Grand Hôtel De Normandie****, rue d’Amsterdam

9 AVRIL, VERS LA CITÉ BERGÈRE ET LE FAUBOURG MONTMARTRE

Jeff**, rue Richer
Pas pu rentrer.

34 B Hôtel***, rue Bergère
130 ch. Ferme demain. Ce soir une seule chambre est louée, au quart du prix, ce qui oblige à la présence d’un gardien de nuit et d’une personne pour apporter le petit déjeuner dans la chambre demain matin. Le manager se plaint :

« Depuis juin dernier, ces prix cassés nous amènent une clientèle bien pire que celle des Formule 1 ! On n’a attiré que quelques clients louches et bruyants, je ne vais pas vous faire un dessin, on préfère arrêter. »

En partant, je croise les deux seuls clients qui dormiront ici ce soir. Un couple de très jeunes hommes, qui « arrivent du 93 juste avant le couvre-feu ». Visiblement intimidés, mais un peu émerveillés aussi. J’ai l’impression qu’ils viennent ici pour mettre à l’abri une idylle toute neuve. Mais je n’ose pas leur poser la question.

Hôtel Corona****, cité Bergère

Les cinémas sont toujours fermés, mais dans le 12e arrondissement, le cinéma mk2 Paradiso vient d’ouvrir : dans cet hôtel-cinéma****, écran de 3 mètres dans chaque chambre, programmation dédiée, champagne et pop-corn.

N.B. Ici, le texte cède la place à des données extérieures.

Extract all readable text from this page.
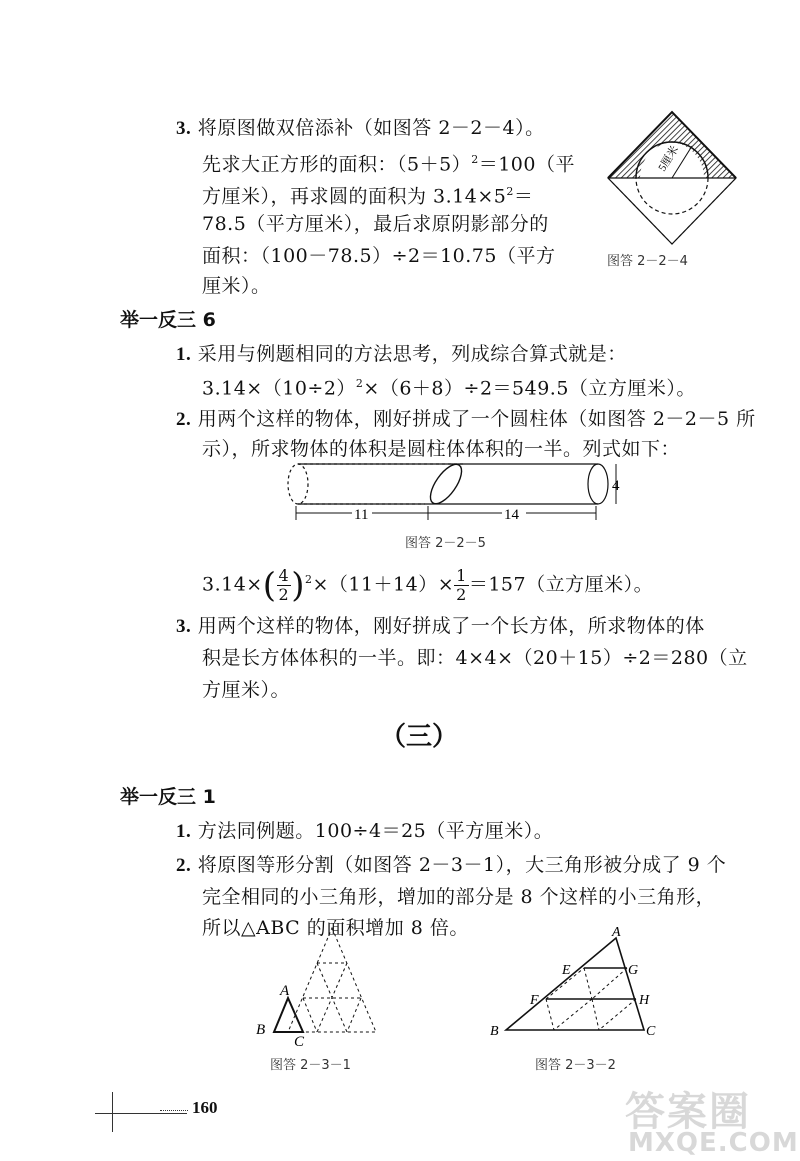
3. 将原图做双倍添补（如图答 2－2－4）。
先求大正方形的面积：$(5+5)^2=100$（平
方厘米），再求圆的面积为 $3.14\times 5^2=$
78.5（平方厘米），最后求原阴影部分的
面积：（100－78.5）÷2＝10.75（平方
厘米）。
5厘米
图答 2－2－4
举一反三 6
1. 采用与例题相同的方法思考，列成综合算式就是：
$3.14\times(10\div 2)^2\times(6+8)\div 2=549.5$（立方厘米）。
2. 用两个这样的物体，刚好拼成了一个圆柱体（如图答 2－2－5 所
示），所求物体的体积是圆柱体体积的一半。列式如下：
4
11	14
图答 2－2－5
$3.14\times( \frac{4}{2} )^2\times(11+14)\times \frac{1}{2} =157$（立方厘米）。
3. 用两个这样的物体，刚好拼成了一个长方体，所求物体的体
积是长方体体积的一半。即：4×4×（20＋15）÷2＝280（立
方厘米）。
（三）
举一反三 1
1. 方法同例题。100÷4＝25（平方厘米）。
2. 将原图等形分割（如图答 2－3－1），大三角形被分成了 9 个
完全相同的小三角形，增加的部分是 8 个这样的小三角形，
所以△ABC 的面积增加 8 倍。
A
B
C
图答 2－3－1
A
E	G
F	H
B	C
图答 2－3－2
160	答案圈
MXQE.COM
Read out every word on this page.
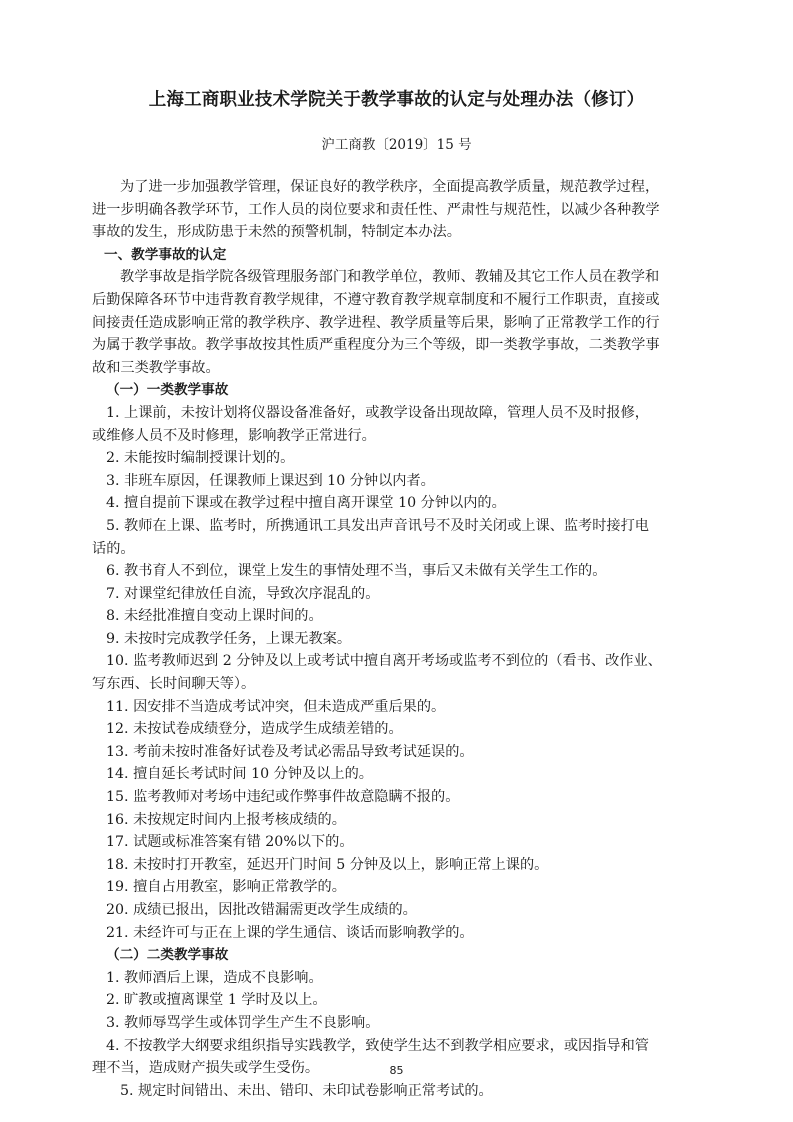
上海工商职业技术学院关于教学事故的认定与处理办法（修订）
沪工商教〔2019〕15 号

为了进一步加强教学管理，保证良好的教学秩序，全面提高教学质量，规范教学过程，

进一步明确各教学环节，工作人员的岗位要求和责任性、严肃性与规范性，以减少各种教学

事故的发生，形成防患于未然的预警机制，特制定本办法。

一、教学事故的认定

教学事故是指学院各级管理服务部门和教学单位，教师、教辅及其它工作人员在教学和

后勤保障各环节中违背教育教学规律，不遵守教育教学规章制度和不履行工作职责，直接或

间接责任造成影响正常的教学秩序、教学进程、教学质量等后果，影响了正常教学工作的行

为属于教学事故。教学事故按其性质严重程度分为三个等级，即一类教学事故，二类教学事

故和三类教学事故。

（一）一类教学事故

1. 上课前，未按计划将仪器设备准备好，或教学设备出现故障，管理人员不及时报修，

或维修人员不及时修理，影响教学正常进行。

2. 未能按时编制授课计划的。

3. 非班车原因，任课教师上课迟到 10 分钟以内者。

4. 擅自提前下课或在教学过程中擅自离开课堂 10 分钟以内的。

5. 教师在上课、监考时，所携通讯工具发出声音讯号不及时关闭或上课、监考时接打电

话的。

6. 教书育人不到位，课堂上发生的事情处理不当，事后又未做有关学生工作的。

7. 对课堂纪律放任自流，导致次序混乱的。

8. 未经批准擅自变动上课时间的。

9. 未按时完成教学任务，上课无教案。

10. 监考教师迟到 2 分钟及以上或考试中擅自离开考场或监考不到位的（看书、改作业、

写东西、长时间聊天等）。

11. 因安排不当造成考试冲突，但未造成严重后果的。

12. 未按试卷成绩登分，造成学生成绩差错的。

13. 考前未按时准备好试卷及考试必需品导致考试延误的。

14. 擅自延长考试时间 10 分钟及以上的。

15. 监考教师对考场中违纪或作弊事件故意隐瞒不报的。

16. 未按规定时间内上报考核成绩的。

17. 试题或标准答案有错 20%以下的。

18. 未按时打开教室，延迟开门时间 5 分钟及以上，影响正常上课的。

19. 擅自占用教室，影响正常教学的。

20. 成绩已报出，因批改错漏需更改学生成绩的。

21. 未经许可与正在上课的学生通信、谈话而影响教学的。

（二）二类教学事故

1. 教师酒后上课，造成不良影响。

2. 旷教或擅离课堂 1 学时及以上。

3. 教师辱骂学生或体罚学生产生不良影响。

4. 不按教学大纲要求组织指导实践教学，致使学生达不到教学相应要求，或因指导和管

理不当，造成财产损失或学生受伤。

5. 规定时间错出、未出、错印、未印试卷影响正常考试的。

85
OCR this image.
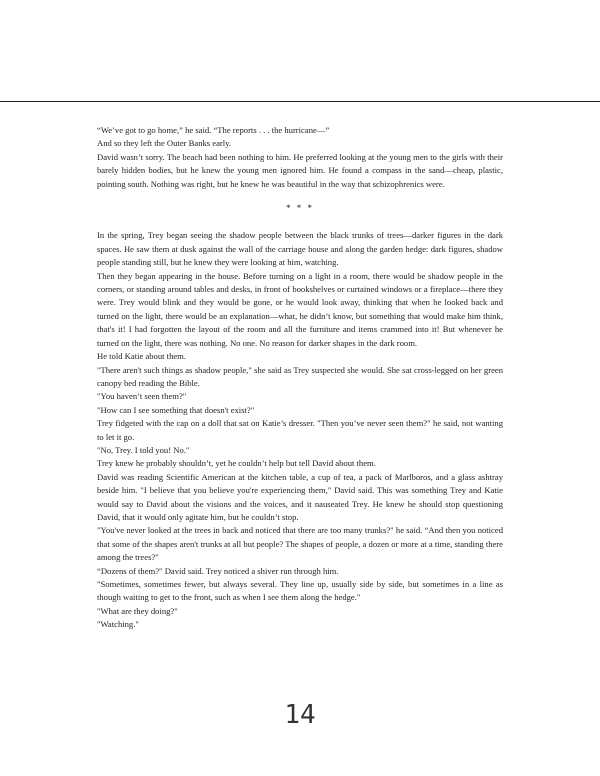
“We’ve got to go home,” he said. “The reports . . . the hurricane—”

And so they left the Outer Banks early.

David wasn’t sorry. The beach had been nothing to him. He preferred looking at the young men to the girls with their barely hidden bodies, but he knew the young men ignored him. He found a compass in the sand—cheap, plastic, pointing south. Nothing was right, but he knew he was beautiful in the way that schizophrenics were.

* * *

In the spring, Trey began seeing the shadow people between the black trunks of trees—darker figures in the dark spaces. He saw them at dusk against the wall of the carriage house and along the garden hedge: dark figures, shadow people standing still, but he knew they were looking at him, watching.

Then they began appearing in the house. Before turning on a light in a room, there would be shadow people in the corners, or standing around tables and desks, in front of bookshelves or curtained windows or a fireplace—there they were. Trey would blink and they would be gone, or he would look away, thinking that when he looked back and turned on the light, there would be an explanation—what, he didn’t know, but something that would make him think, that's it! I had forgotten the layout of the room and all the furniture and items crammed into it! But whenever he turned on the light, there was nothing. No one. No reason for darker shapes in the dark room.

He told Katie about them.

"There aren't such things as shadow people," she said as Trey suspected she would. She sat cross-legged on her green canopy bed reading the Bible.

"You haven’t seen them?"

"How can I see something that doesn't exist?"

Trey fidgeted with the cap on a doll that sat on Katie’s dresser. "Then you’ve never seen them?" he said, not wanting to let it go.

"No, Trey. I told you! No."

Trey knew he probably shouldn’t, yet he couldn’t help but tell David about them.

David was reading Scientific American at the kitchen table, a cup of tea, a pack of Marlboros, and a glass ashtray beside him. "I believe that you believe you're experiencing them," David said. This was something Trey and Katie would say to David about the visions and the voices, and it nauseated Trey. He knew he should stop questioning David, that it would only agitate him, but he couldn’t stop.

"You've never looked at the trees in back and noticed that there are too many trunks?" he said. “And then you noticed that some of the shapes aren't trunks at all but people? The shapes of people, a dozen or more at a time, standing there among the trees?"

“Dozens of them?" David said. Trey noticed a shiver run through him.

"Sometimes, sometimes fewer, but always several. They line up, usually side by side, but sometimes in a line as though waiting to get to the front, such as when I see them along the hedge."

"What are they doing?"

"Watching."

14
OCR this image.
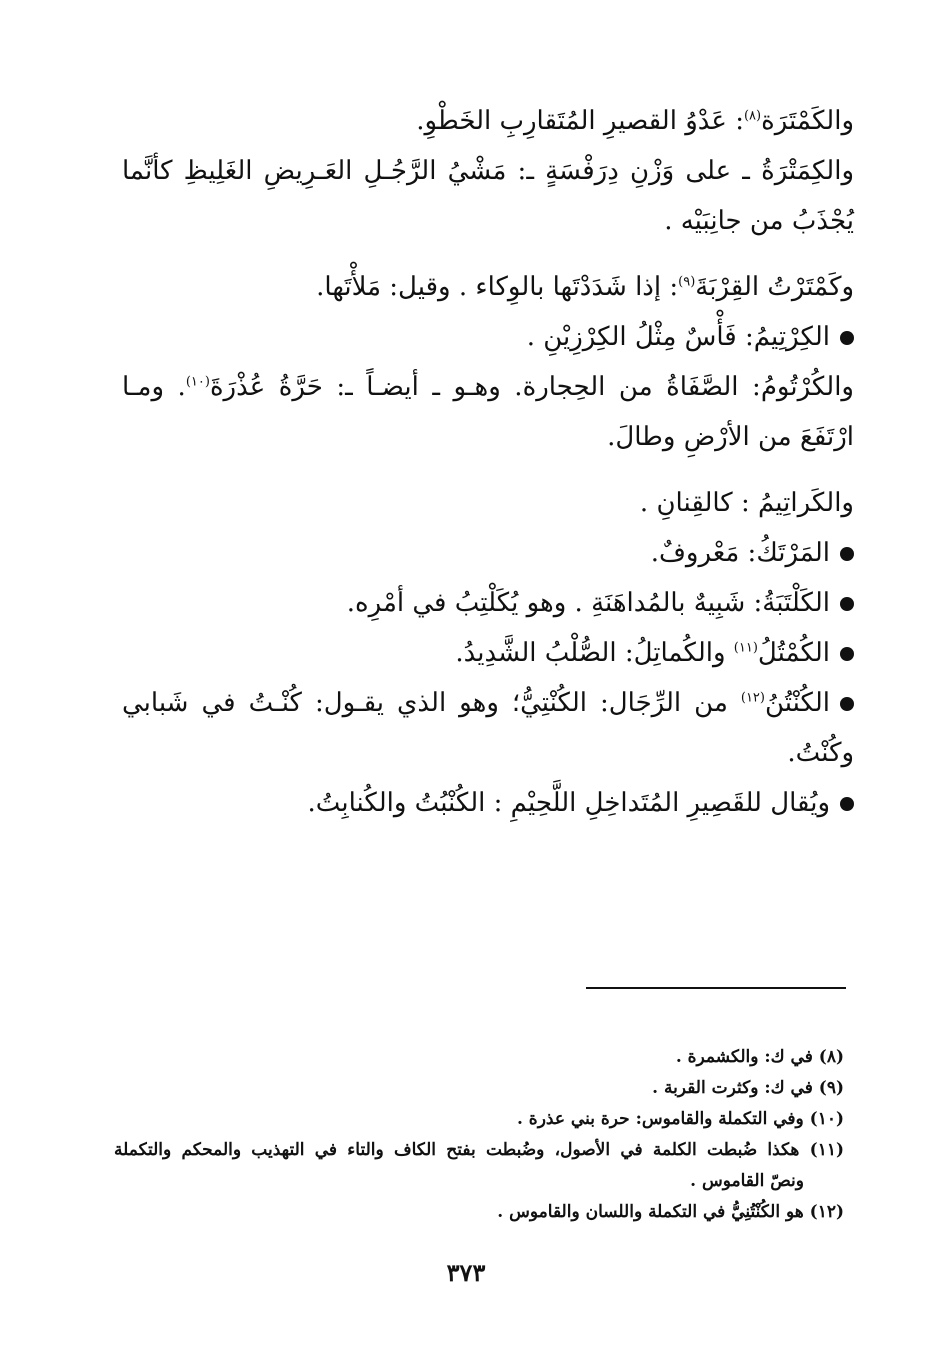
والكَمْتَرَة$^{(٨)}$: عَدْوُ القصيرِ المُتَقارِبِ الخَطْوِ.
والكِمَتْرَةُ ـ على وَزْنِ دِرَفْسَةٍ ـ: مَشْيُ الرَّجُـلِ العَـرِيضِ الغَلِيظِ كأنَّما
يُجْذَبُ من جانِبَيْه .
وكَمْتَرْتُ القِرْبَةَ$^{(٩)}$: إذا شَدَدْتَها بالوِكاء . وقيل: مَلأْتَها.
الكِرْتِيمُ: فَأْسٌ مِثْلُ الكِرْزِيْنِ .
والكُرْتُومُ: الصَّفَاةُ من الحِجارة. وهـو ـ أيضـاً ـ: حَرَّةُ عُذْرَةَ$^{(١٠)}$. ومـا
ارْتَفَعَ من الأرْضِ وطالَ.
والكَراتِيمُ : كالقِنانِ .
المَرْتَكُ: مَعْروفٌ.
الكَلْتَبَةُ: شَبِيهٌ بالمُداهَنَةِ . وهو يُكَلْتِبُ في أمْرِه.
الكُمْتُلُ$^{(١١)}$ والكُماتِلُ: الصُّلْبُ الشَّدِيدُ.
الكُنْتُنُ$^{(١٢)}$ من الرِّجَال: الكُنْتِيُّ؛ وهو الذي يقـول: كُنْـتُ في شَبابي
وكُنْتُ.
ويُقال للقَصِيرِ المُتَداخِلِ اللَّحِيْمِ : الكُنْبُتُ والكُنابِتُ.
(٨) في ك: والكشمرة .
(٩) في ك: وكثرت القربة .
(١٠) وفي التكملة والقاموس: حرة بني عذرة .
(١١) هكذا ضُبطت الكلمة في الأصول، وضُبطت بفتح الكاف والتاء في التهذيب والمحكم والتكملة
ونصّ القاموس .
(١٢) هو الكُنْتُنِيُّ في التكملة واللسان والقاموس .
٣٧٣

Hôtel Basss***, rue des Abbesses

12 AVRIL, DU CÔTÉ DE LA GARE DU NORD

Avalon Hôtel***, boulevard Magenta
72 ch. dont 28 occupées. Clientèle locale, liée notamment à l’hôpital Lariboisière tout proche (soignant·es et familles). La chambre reconvertie en bureau (lit ôté) et proposée à 59 € la journée n’a jamais trouvé preneur·se.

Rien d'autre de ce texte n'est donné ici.